Hello @JyotinderSingh, I'm Gemini Code Assist1! I'm currently reviewing this pull request and will post my feedback shortly. In the meantime, here's a summary to help you and other reviewers quickly get up to speed!

This pull request introduces comprehensive support for 4-bit integer (int4) quantization within the EinsumDense layer in Keras. This enhancement aims to improve memory efficiency for models by enabling the storage and computation of kernel weights in a reduced precision format. The changes span the entire lifecycle of the layer, from its initial build and quantization to its forward pass, integration with LoRA for fine-tuning, and proper serialization for saving and loading models.
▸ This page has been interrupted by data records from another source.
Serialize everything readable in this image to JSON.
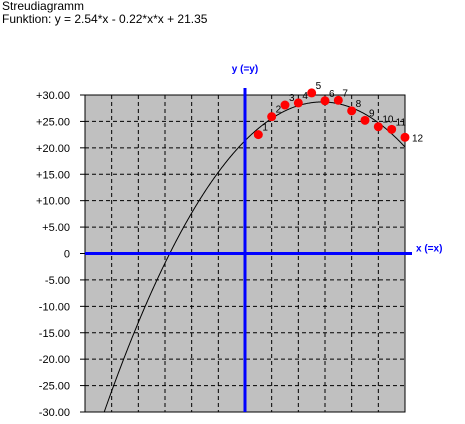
{
  "chart_data": {
    "type": "scatter",
    "title": "Streudiagramm",
    "subtitle": "Funktion: y = 2.54*x - 0.22*x*x + 21.35",
    "xlabel": "x (=x)",
    "ylabel": "y (=y)",
    "xlim": [
      -12,
      12
    ],
    "ylim": [
      -30,
      30
    ],
    "y_ticks": [
      "+30.00",
      "+25.00",
      "+20.00",
      "+15.00",
      "+10.00",
      "+5.00",
      "0",
      "-5.00",
      "-10.00",
      "-15.00",
      "-20.00",
      "-25.00",
      "-30.00"
    ],
    "grid": true,
    "function": {
      "a": -0.22,
      "b": 2.54,
      "c": 21.35
    },
    "points": [
      {
        "label": "1",
        "x": 1,
        "y": 22.5
      },
      {
        "label": "2",
        "x": 2,
        "y": 25.9
      },
      {
        "label": "3",
        "x": 3,
        "y": 28.1
      },
      {
        "label": "4",
        "x": 4,
        "y": 28.5
      },
      {
        "label": "5",
        "x": 5,
        "y": 30.4
      },
      {
        "label": "6",
        "x": 6,
        "y": 28.9
      },
      {
        "label": "7",
        "x": 7,
        "y": 29.0
      },
      {
        "label": "8",
        "x": 8,
        "y": 27.0
      },
      {
        "label": "9",
        "x": 9,
        "y": 25.2
      },
      {
        "label": "10",
        "x": 10,
        "y": 24.0
      },
      {
        "label": "11",
        "x": 11,
        "y": 23.5
      },
      {
        "label": "12",
        "x": 12,
        "y": 22.0
      }
    ],
    "colors": {
      "plot_background": "#c0c0c0",
      "axis": "#0000ff",
      "points": "#ff0000",
      "curve": "#000000",
      "grid": "#000000"
    }
  }
}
The update also includes significant refactoring and documentation improvements to ensure maintainability and clarity of the new quantization logic.

Highlights

  • Int4 Quantization Support: The EinsumDense layer now fully supports 4-bit integer (int4) quantization for its kernel weights. This includes the necessary build-time setup, variable management, and runtime operations for int4 data types.
  • LoRA Integration with Int4: Low-Rank Adaptation (LoRA) functionality has been enhanced to correctly integrate with int4 quantized kernels. This involves precise handling of packed kernel shapes when creating LoRA matrices and during the merging process, ensuring LoRA updates are applied in the full-precision domain before requantization.
  • Comprehensive Quantization Lifecycle: The entire lifecycle of the EinsumDense layer has been updated to accommodate int4 quantization. This covers the build process, the quantize method, the _int4_call forward pass, and serialization/deserialization (save_own_variables, load_own_variables, _get_kernel_with_merged_lora), ensuring consistent behavior across all stages.
  • Code Clarity and Documentation: Key internal methods, such as _get_kernel_with_merged_lora in dense.py and several _analyze_ helper functions in einsum_dense.py, have been refactored and/or received detailed docstrings. This improves the readability and maintainability of the quantization and einsum analysis logic.
  • Expanded Test Coverage: Existing unit tests for quantization and LoRA have been significantly expanded to include int4 specific test cases. This ensures the robustness and correctness of the new int4 functionality and its seamless integration with other features.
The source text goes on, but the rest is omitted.